- Country: Australia
- Language: English

Publication
- Published in: The Bulletin
- Media type: print (periodical)
- Publication date: 6 May 1893
- Series: Jack Mitchell stories

= On the Edge of a Plain =

Short story by Henry Lawson

"On The Edge of a Plain" is a sketch story by Australian writer Henry Lawson, featuring his recurring character Jack Mitchell. The story was originally published in The Bulletin on 6 May 1893, and was collected in While the Billy Boils in 1896. It is considered among Lawson's best Mitchell stories.

==Plot summary==
Mitchell and his mate drop their swags, and sit down in the mulga shade on the edge of a plain.

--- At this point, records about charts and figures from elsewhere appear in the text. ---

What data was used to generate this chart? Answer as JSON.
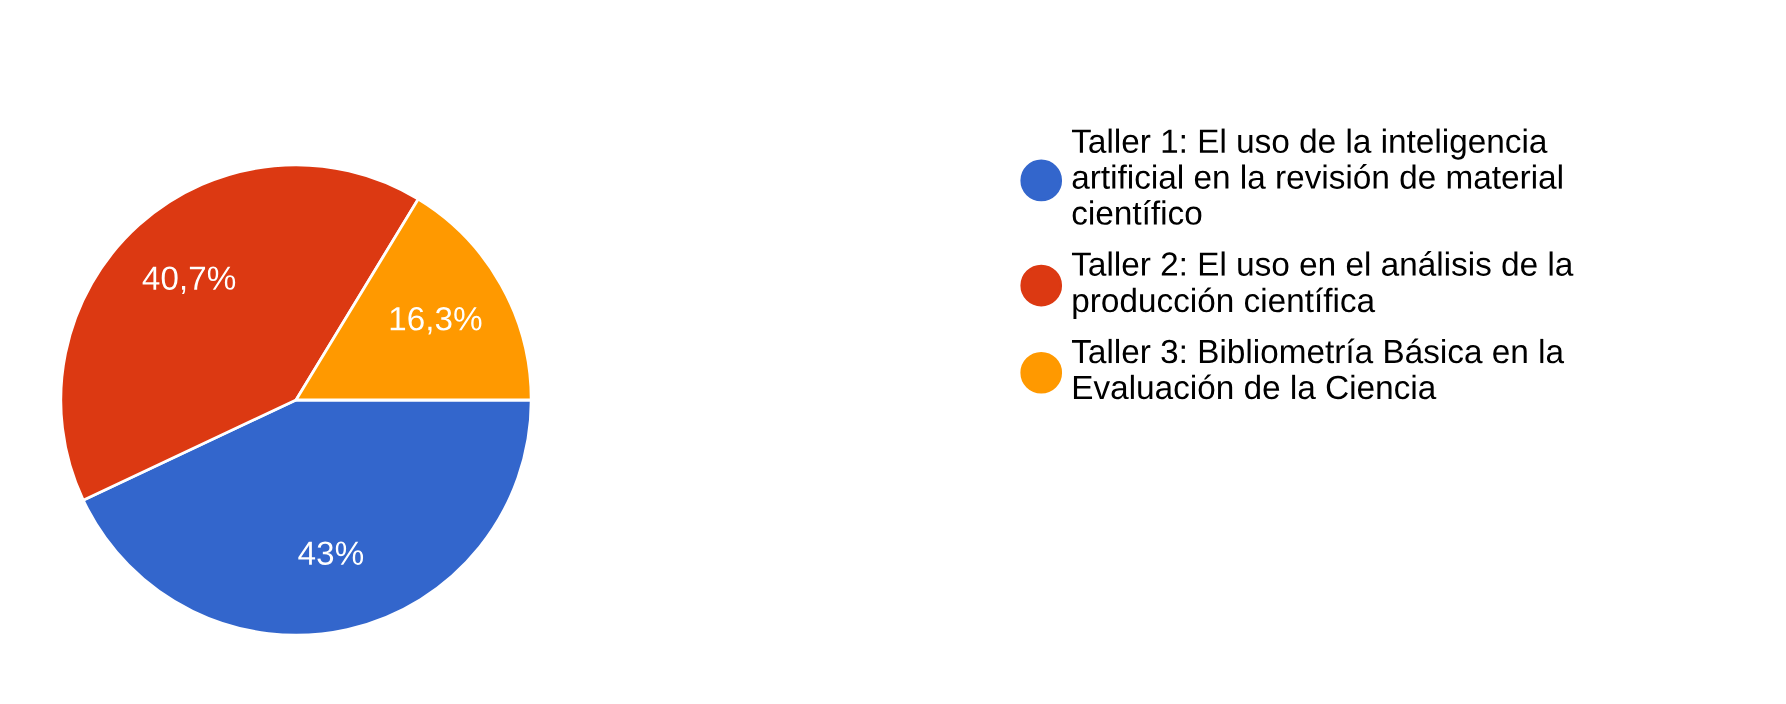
{
  "chart_data": {
    "type": "pie",
    "categories": [
      "Taller 1: El uso de la inteligencia artificial en la revisión de material científico",
      "Taller 2: El uso en el análisis de la producción científica",
      "Taller 3: Bibliometría Básica en la Evaluación de la Ciencia"
    ],
    "values": [
      43,
      40.7,
      16.3
    ],
    "value_labels": [
      "43%",
      "40,7%",
      "16,3%"
    ],
    "colors": [
      "#3366cc",
      "#dc3912",
      "#ff9900"
    ],
    "legend": "right"
  }
}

Mitchell reflects about the last time he saw his family, after having been away for eight years. While he speaks, he holds a young cattle-pup, and occasionally intercuts his tale with observations about the pup's feet, or a request for a knife. With his story complete, Mitchell and his mate take up their swags, "[turn] their unshaven faces to the wide, hazy distance, and [leave] the timber behind them."

==Writing style==
"On The Edge of a Plain" is an example of a sketch story, a style of short story of which Lawson was particularly fond. The story itself contains very little plot, and simply describes one particular moment in Mitchell's life.

==Reception==
"On The Edge of the Plain" has been cited as the "perfect" example of an effective sketch story. Critic John Barnes believes that the story was ahead of its time, writing that "to a modern reader of Chekhov, the art of this little story is quickly recognised, but the originality of what Lawson was doing on his own went unremarked when While the Billy Boils was published in 1896."